Travaux rue du commerce, juin 2010

Bref on pourrait passer des heures à casser du sucre de canne. La tradition africaine, si magnifique soit-elle (malgré ses inconvénients pour le jeune mahorais et la jeune mahoraise en 2010) à être solidaire avec la famille, trouve ses limites quand elle doit s’adapter au fonctionnement de l’administration française. Ces deux conceptions de sociétés ne sont pas compatibles en l’état. Chacune doit s’adapter ou l’une en pâtira.

La plupart des jeunes rencontrés sur l’ile veulent fuir leurs traditions ou plutôt fuir la main-mise sociale restreignant leur liberté personnelle. La culture musulmane de Mayotte est en outre une spécificité que n’ont pas les autres outremers français qui sont plutôt de religion catholique dans l’ensemble.
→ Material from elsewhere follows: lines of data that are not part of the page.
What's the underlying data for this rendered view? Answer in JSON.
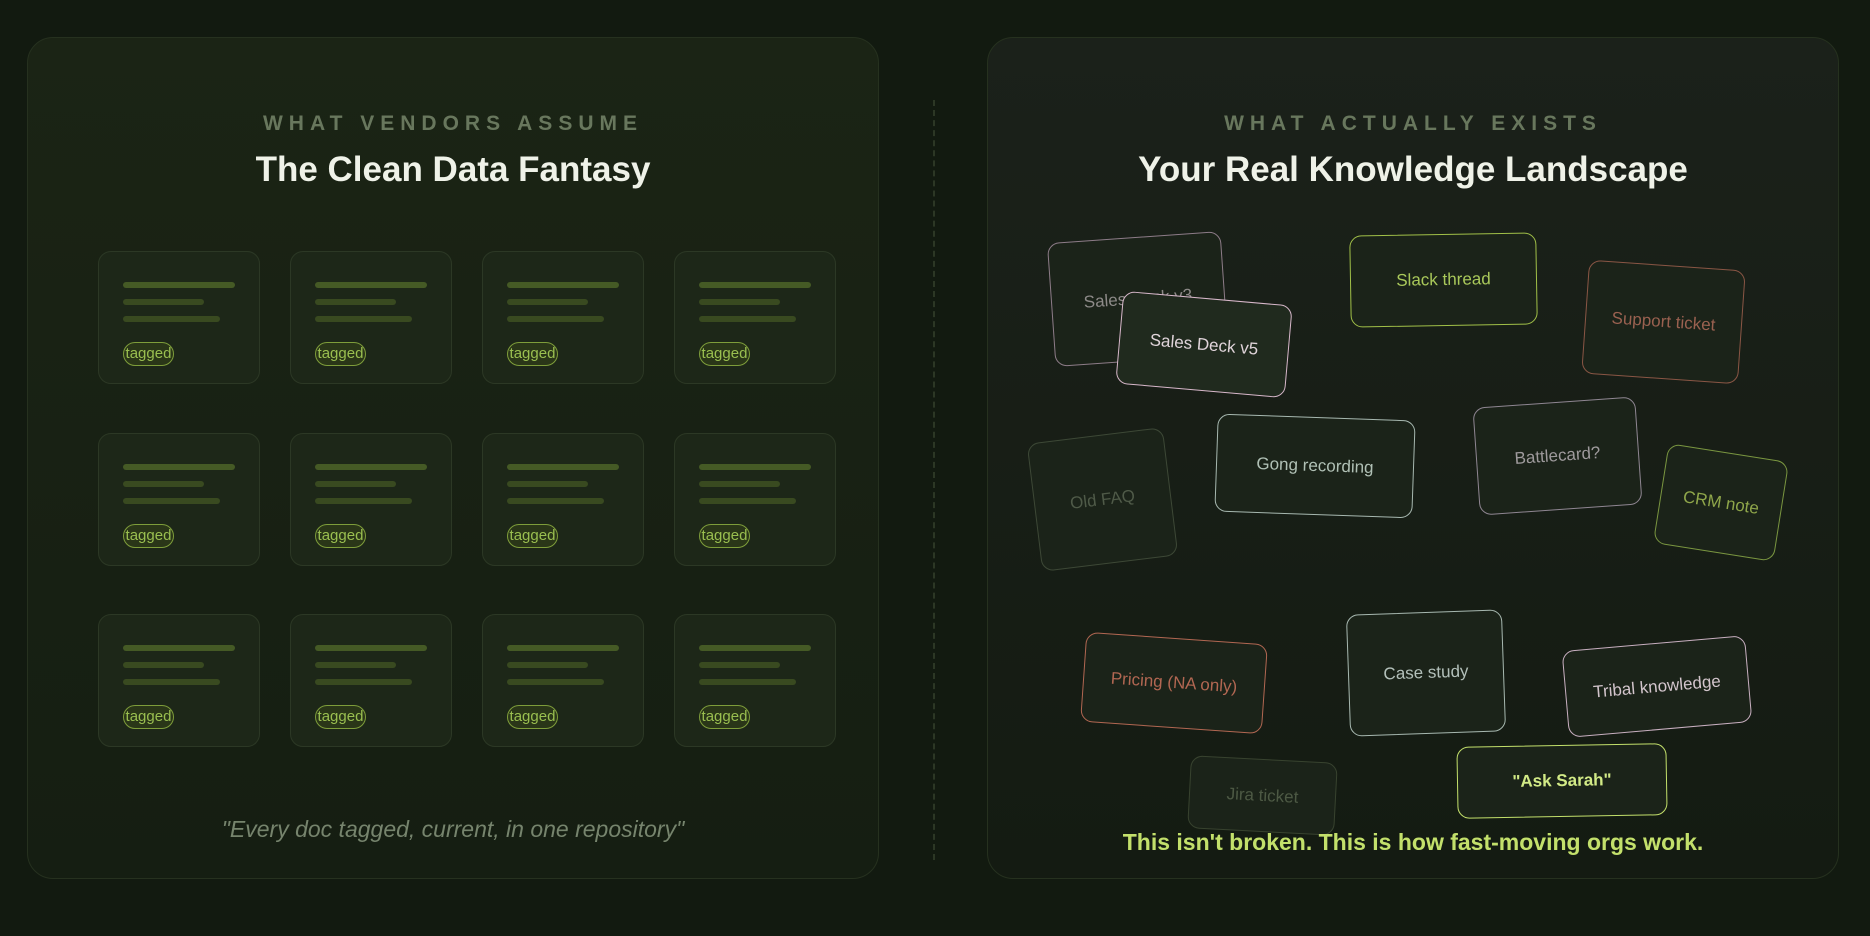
{
  "left": {
    "eyebrow": "WHAT VENDORS ASSUME",
    "title": "The Clean Data Fantasy",
    "tag_label": "tagged",
    "quote": "\"Every doc tagged, current, in one repository\""
  },
  "right": {
    "eyebrow": "WHAT ACTUALLY EXISTS",
    "title": "Your Real Knowledge Landscape",
    "chips": {
      "sales_deck_v3": "Sales Deck v3",
      "sales_deck_v5": "Sales Deck v5",
      "slack_thread": "Slack thread",
      "support_ticket": "Support ticket",
      "old_faq": "Old FAQ",
      "gong_recording": "Gong recording",
      "battlecard": "Battlecard?",
      "crm_note": "CRM note",
      "pricing": "Pricing (NA only)",
      "case_study": "Case study",
      "tribal_knowledge": "Tribal knowledge",
      "jira_ticket": "Jira ticket",
      "ask_sarah": "\"Ask Sarah\""
    },
    "footer": "This isn't broken. This is how fast-moving orgs work."
  },
  "colors": {
    "background": "#121a10",
    "accent_green": "#c3e06b",
    "tag_green": "#9abf50",
    "pink": "#d8b8cb",
    "rust": "#b26752",
    "teal_gray": "#a7b8b0",
    "olive": "#8fa64a"
  }
}
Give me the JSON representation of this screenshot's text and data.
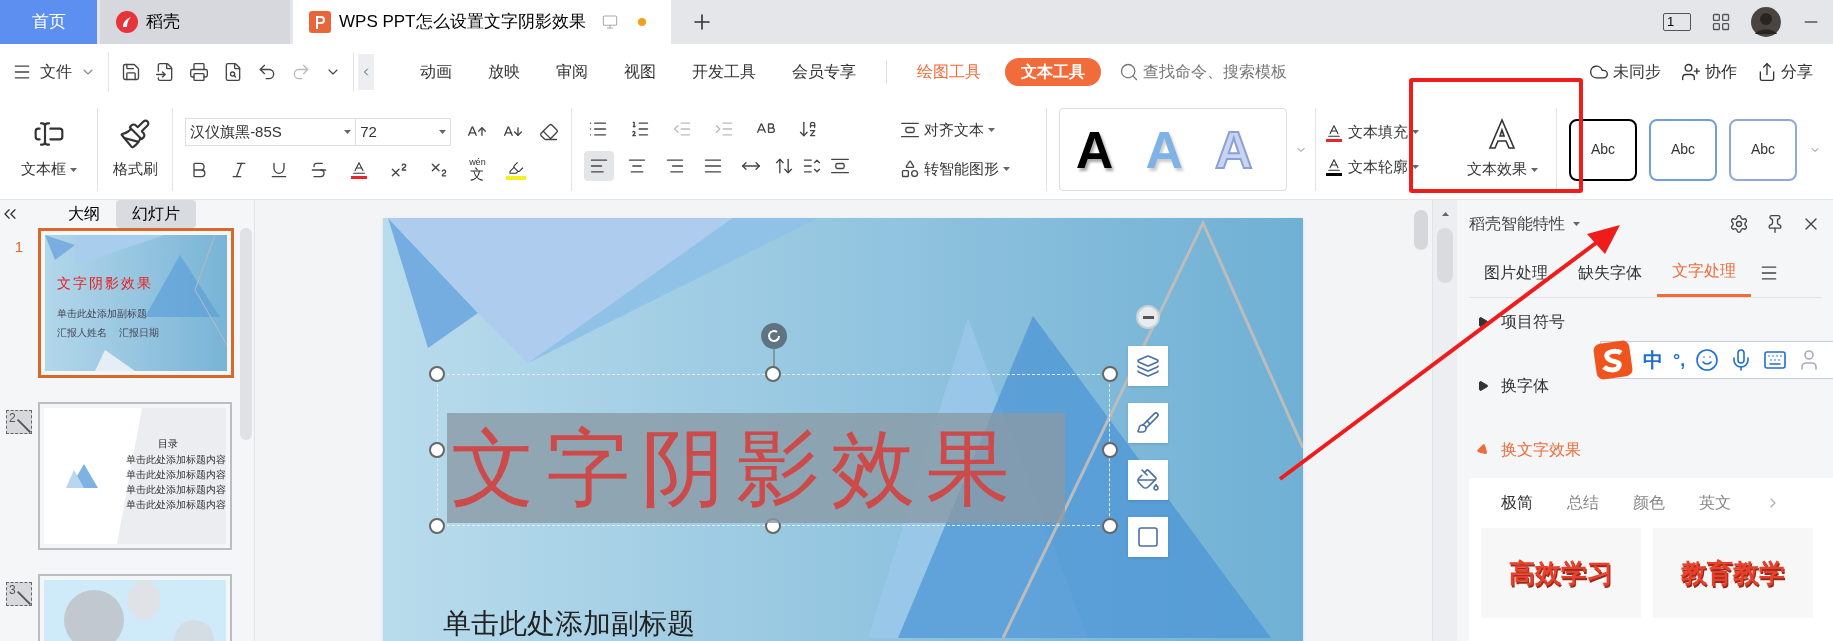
{
  "tabs": [
    {
      "label": "首页",
      "kind": "home",
      "selected": false
    },
    {
      "label": "稻壳",
      "kind": "docer",
      "selected": false
    },
    {
      "label": "WPS PPT怎么设置文字阴影效果",
      "kind": "doc",
      "selected": true
    }
  ],
  "window_controls": {
    "screen_badge": "1"
  },
  "menu": {
    "file": "文件",
    "tabs": [
      {
        "label": "动画",
        "kind": "plain",
        "selected": false
      },
      {
        "label": "放映",
        "kind": "plain",
        "selected": false
      },
      {
        "label": "审阅",
        "kind": "plain",
        "selected": false
      },
      {
        "label": "视图",
        "kind": "plain",
        "selected": false
      },
      {
        "label": "开发工具",
        "kind": "plain",
        "selected": false
      },
      {
        "label": "会员专享",
        "kind": "plain",
        "selected": false
      },
      {
        "label": "绘图工具",
        "kind": "context",
        "selected": false
      },
      {
        "label": "文本工具",
        "kind": "context",
        "selected": true
      }
    ],
    "search": {
      "placeholder": "查找命令、搜索模板"
    },
    "actions": [
      {
        "label": "未同步",
        "kind": "sync"
      },
      {
        "label": "协作",
        "kind": "collab"
      },
      {
        "label": "分享",
        "kind": "share"
      }
    ]
  },
  "ribbon": {
    "textbox": "文本框",
    "format_painter": "格式刷",
    "font": "汉仪旗黑-85S",
    "size": "72",
    "phonetic": {
      "top": "wén",
      "bottom": "文"
    },
    "alignment": [
      {
        "kind": "left",
        "selected": true
      },
      {
        "kind": "center",
        "selected": false
      },
      {
        "kind": "right",
        "selected": false
      },
      {
        "kind": "justify",
        "selected": false
      },
      {
        "kind": "distributed",
        "selected": false
      }
    ],
    "align_text": "对齐文本",
    "smartart": "转智能图形",
    "wordart": [
      {
        "label": "A",
        "kind": "solid"
      },
      {
        "label": "A",
        "kind": "gradient"
      },
      {
        "label": "A",
        "kind": "outline"
      }
    ],
    "text_fill": "文本填充",
    "text_outline": "文本轮廓",
    "text_effect": "文本效果",
    "shape_styles": [
      {
        "label": "Abc",
        "color": "#000000"
      },
      {
        "label": "Abc",
        "color": "#6fa0dc"
      },
      {
        "label": "Abc",
        "color": "#8fa8dc"
      }
    ]
  },
  "slide_panel": {
    "tabs": [
      {
        "label": "大纲",
        "selected": false
      },
      {
        "label": "幻灯片",
        "selected": true
      }
    ],
    "slides": [
      {
        "number": "1",
        "kind": "title",
        "selected": true,
        "hidden": false,
        "title": "文字阴影效果",
        "subtitle": "单击此处添加副标题",
        "meta": [
          "汇报人姓名",
          "汇报日期"
        ]
      },
      {
        "number": "2",
        "kind": "toc",
        "selected": false,
        "hidden": true,
        "title": "目录",
        "items": [
          "单击此处添加标题内容",
          "单击此处添加标题内容",
          "单击此处添加标题内容",
          "单击此处添加标题内容"
        ]
      },
      {
        "number": "3",
        "kind": "picture",
        "selected": false,
        "hidden": true
      }
    ]
  },
  "slide": {
    "title": "文字阴影效果",
    "subtitle": "单击此处添加副标题"
  },
  "side_panel": {
    "title": "稻壳智能特性",
    "tabs": [
      {
        "label": "图片处理",
        "selected": false
      },
      {
        "label": "缺失字体",
        "selected": false
      },
      {
        "label": "文字处理",
        "selected": true
      }
    ],
    "sections": [
      {
        "label": "项目符号",
        "expanded": false
      },
      {
        "label": "换字体",
        "expanded": false
      },
      {
        "label": "换文字效果",
        "expanded": true
      }
    ],
    "effect_tabs": [
      {
        "label": "极简",
        "selected": true
      },
      {
        "label": "总结",
        "selected": false
      },
      {
        "label": "颜色",
        "selected": false
      },
      {
        "label": "英文",
        "selected": false
      }
    ],
    "effects": [
      "高效学习",
      "教育教学"
    ]
  },
  "ime": {
    "mode": "中",
    "punct": "°,"
  }
}
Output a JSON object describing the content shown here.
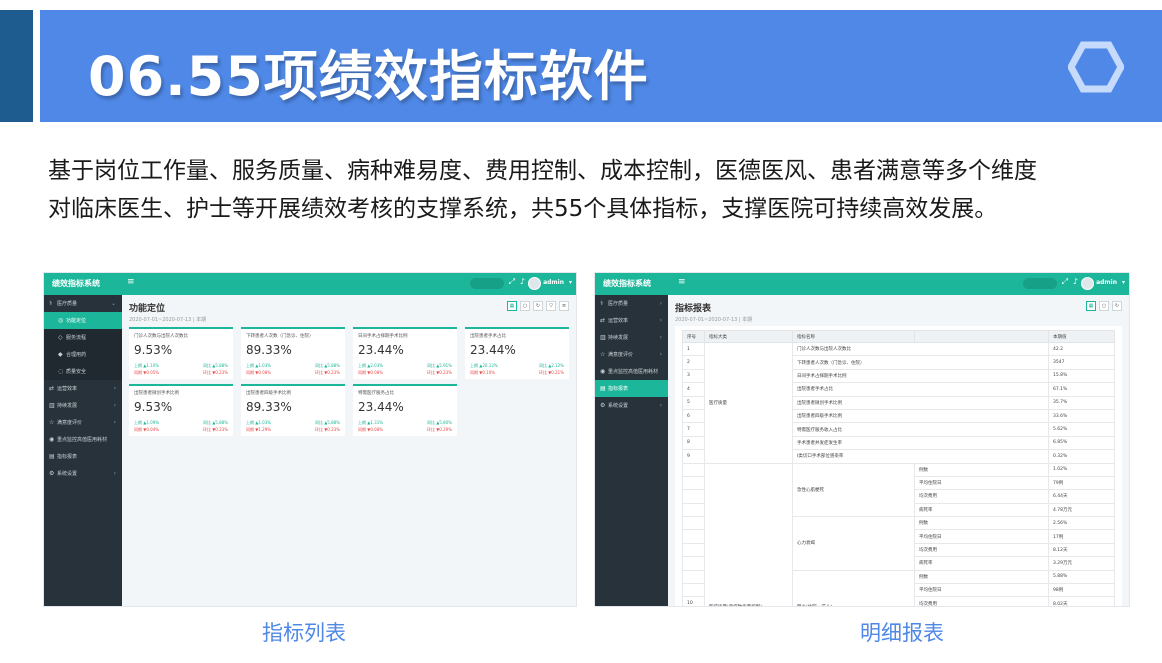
{
  "slide": {
    "title": "06.55项绩效指标软件",
    "intro_line1": "基于岗位工作量、服务质量、病种难易度、费用控制、成本控制，医德医风、患者满意等多个维度",
    "intro_line2": "对临床医生、护士等开展绩效考核的支撑系统，共55个具体指标，支撑医院可持续高效发展。",
    "caption_left": "指标列表",
    "caption_right": "明细报表",
    "colors": {
      "banner": "#4f88e6",
      "left_bar": "#1e5b8f",
      "topbar": "#1cb79a",
      "sidebar": "#28323a",
      "up": "#1cb79a",
      "down": "#e84a4a"
    }
  },
  "app": {
    "name": "绩效指标系统",
    "menu_icon": "≡",
    "user": "admin",
    "icons": [
      "search-icon",
      "expand-icon",
      "bell-icon",
      "avatar",
      "caret-down-icon"
    ]
  },
  "screen_a": {
    "sidebar": [
      {
        "label": "医疗质量",
        "arrow": "⌄"
      },
      {
        "label": "功能定位"
      },
      {
        "label": "服务流程"
      },
      {
        "label": "合理用药"
      },
      {
        "label": "质量安全"
      },
      {
        "label": "运营效率",
        "arrow": "›"
      },
      {
        "label": "持续发展",
        "arrow": "›"
      },
      {
        "label": "满意度评价",
        "arrow": "›"
      },
      {
        "label": "重点监控高值医用耗材"
      },
      {
        "label": "指标报表"
      },
      {
        "label": "系统设置",
        "arrow": "›"
      }
    ],
    "page_title": "功能定位",
    "page_date": "2020-07-01~2020-07-13 | 本期",
    "cards": [
      {
        "label": "门诊人次数与出院人次数比",
        "value": "9.53%",
        "r1a": "上期 ▲1.10%",
        "r1b": "同比 ▲5.88%",
        "r2a": "同期 ▼0.05%",
        "r2b": "环比 ▼0.23%"
      },
      {
        "label": "下转患者人次数（门急诊、住院）",
        "value": "89.33%",
        "r1a": "上期 ▲1.03%",
        "r1b": "同比 ▲5.88%",
        "r2a": "同期 ▼0.08%",
        "r2b": "环比 ▼0.23%"
      },
      {
        "label": "日间手术占择期手术比例",
        "value": "23.44%",
        "r1a": "上期 ▲2.03%",
        "r1b": "同比 ▲5.91%",
        "r2a": "同期 ▼0.08%",
        "r2b": "环比 ▼0.23%"
      },
      {
        "label": "出院患者手术占比",
        "value": "23.44%",
        "r1a": "上期 ▲20.13%",
        "r1b": "同比 ▲2.12%",
        "r2a": "同期 ▼0.10%",
        "r2b": "环比 ▼0.21%"
      },
      {
        "label": "出院患者微创手术比例",
        "value": "9.53%",
        "r1a": "上期 ▲1.09%",
        "r1b": "同比 ▲5.88%",
        "r2a": "同期 ▼0.04%",
        "r2b": "环比 ▼0.23%"
      },
      {
        "label": "出院患者四级手术比例",
        "value": "89.33%",
        "r1a": "上期 ▲1.03%",
        "r1b": "同比 ▲5.88%",
        "r2a": "同期 ▼1.29%",
        "r2b": "环比 ▼0.23%"
      },
      {
        "label": "特需医疗服务占比",
        "value": "23.44%",
        "r1a": "上期 ▲1.31%",
        "r1b": "同比 ▲5.80%",
        "r2a": "同期 ▼0.08%",
        "r2b": "环比 ▼0.29%"
      }
    ]
  },
  "screen_b": {
    "sidebar": [
      {
        "label": "医疗质量",
        "arrow": "›"
      },
      {
        "label": "运营效率",
        "arrow": "›"
      },
      {
        "label": "持续发展",
        "arrow": "›"
      },
      {
        "label": "满意度评价",
        "arrow": "›"
      },
      {
        "label": "重点监控高值医用耗材"
      },
      {
        "label": "指标报表"
      },
      {
        "label": "系统设置",
        "arrow": "›"
      }
    ],
    "page_title": "指标报表",
    "page_date": "2020-07-01~2020-07-13 | 本期",
    "headers": [
      "序号",
      "指标大类",
      "指标名称",
      "",
      "本期值"
    ],
    "rows": [
      {
        "no": "1",
        "name": "门诊人次数与出院人次数比",
        "sub": "",
        "value": "42.2"
      },
      {
        "no": "2",
        "name": "下转患者人次数（门急诊、住院）",
        "sub": "",
        "value": "3547"
      },
      {
        "no": "3",
        "name": "日间手术占择期手术比例",
        "sub": "",
        "value": "15.8%"
      },
      {
        "no": "4",
        "name": "出院患者手术占比",
        "sub": "",
        "value": "67.1%"
      },
      {
        "no": "5",
        "name": "出院患者微创手术比例",
        "sub": "",
        "value": "35.7%"
      },
      {
        "no": "6",
        "name": "出院患者四级手术比例",
        "sub": "",
        "value": "33.6%"
      },
      {
        "no": "7",
        "name": "特需医疗服务收入占比",
        "sub": "",
        "value": "5.62%"
      },
      {
        "no": "8",
        "name": "手术患者并发症发生率",
        "sub": "",
        "value": "6.85%"
      },
      {
        "no": "9",
        "name": "I类切口手术部位感染率",
        "sub": "",
        "value": "0.32%"
      },
      {
        "no": "",
        "name": "",
        "sub": "例数",
        "value": "1.02%"
      },
      {
        "no": "",
        "name": "",
        "sub": "平均住院日",
        "value": "79例"
      },
      {
        "no": "",
        "name": "",
        "sub": "均次费用",
        "value": "6.44天"
      },
      {
        "no": "",
        "name": "",
        "sub": "病死率",
        "value": "4.78万元"
      },
      {
        "no": "",
        "name": "",
        "sub": "例数",
        "value": "2.56%"
      },
      {
        "no": "",
        "name": "",
        "sub": "平均住院日",
        "value": "17例"
      },
      {
        "no": "",
        "name": "",
        "sub": "均次费用",
        "value": "8.12天"
      },
      {
        "no": "",
        "name": "",
        "sub": "病死率",
        "value": "3.29万元"
      },
      {
        "no": "",
        "name": "",
        "sub": "例数",
        "value": "5.88%"
      },
      {
        "no": "",
        "name": "",
        "sub": "平均住院日",
        "value": "98例"
      },
      {
        "no": "10",
        "name": "",
        "sub": "均次费用",
        "value": "8.02天"
      }
    ],
    "group1": "医疗质量",
    "group10": "医疗质量(单病种质量控制)",
    "sub_groups": [
      "急性心肌梗死",
      "心力衰竭",
      "肺炎(住院、成人)"
    ]
  }
}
Quand les jeunes ne veulent ou ne peuvent pas se faire embaucher au Conseil Général, ils se destinent à quitter l’ile où ils auront bien du mal à trouver du travail puisque leur niveau de diplôme est statistiquement bien inférieur à ceux des autres français (cf.  la situation scolaire sur l’île qui engendre, à postériori, un taux d’échec exceptionnellement haut dans les études supérieures réalisée en métropole française) et s’il est équivalent, leur compétence linguistique en dessous du niveau moyen en métropole, en langue française (seconde langue pour eux…), leur sera toujours défavorable dans la moindre lettre de candidature (et cela malgré le niveau en orthographe et syntaxe bien souvent pitoyable de  la jeunesse actuelle).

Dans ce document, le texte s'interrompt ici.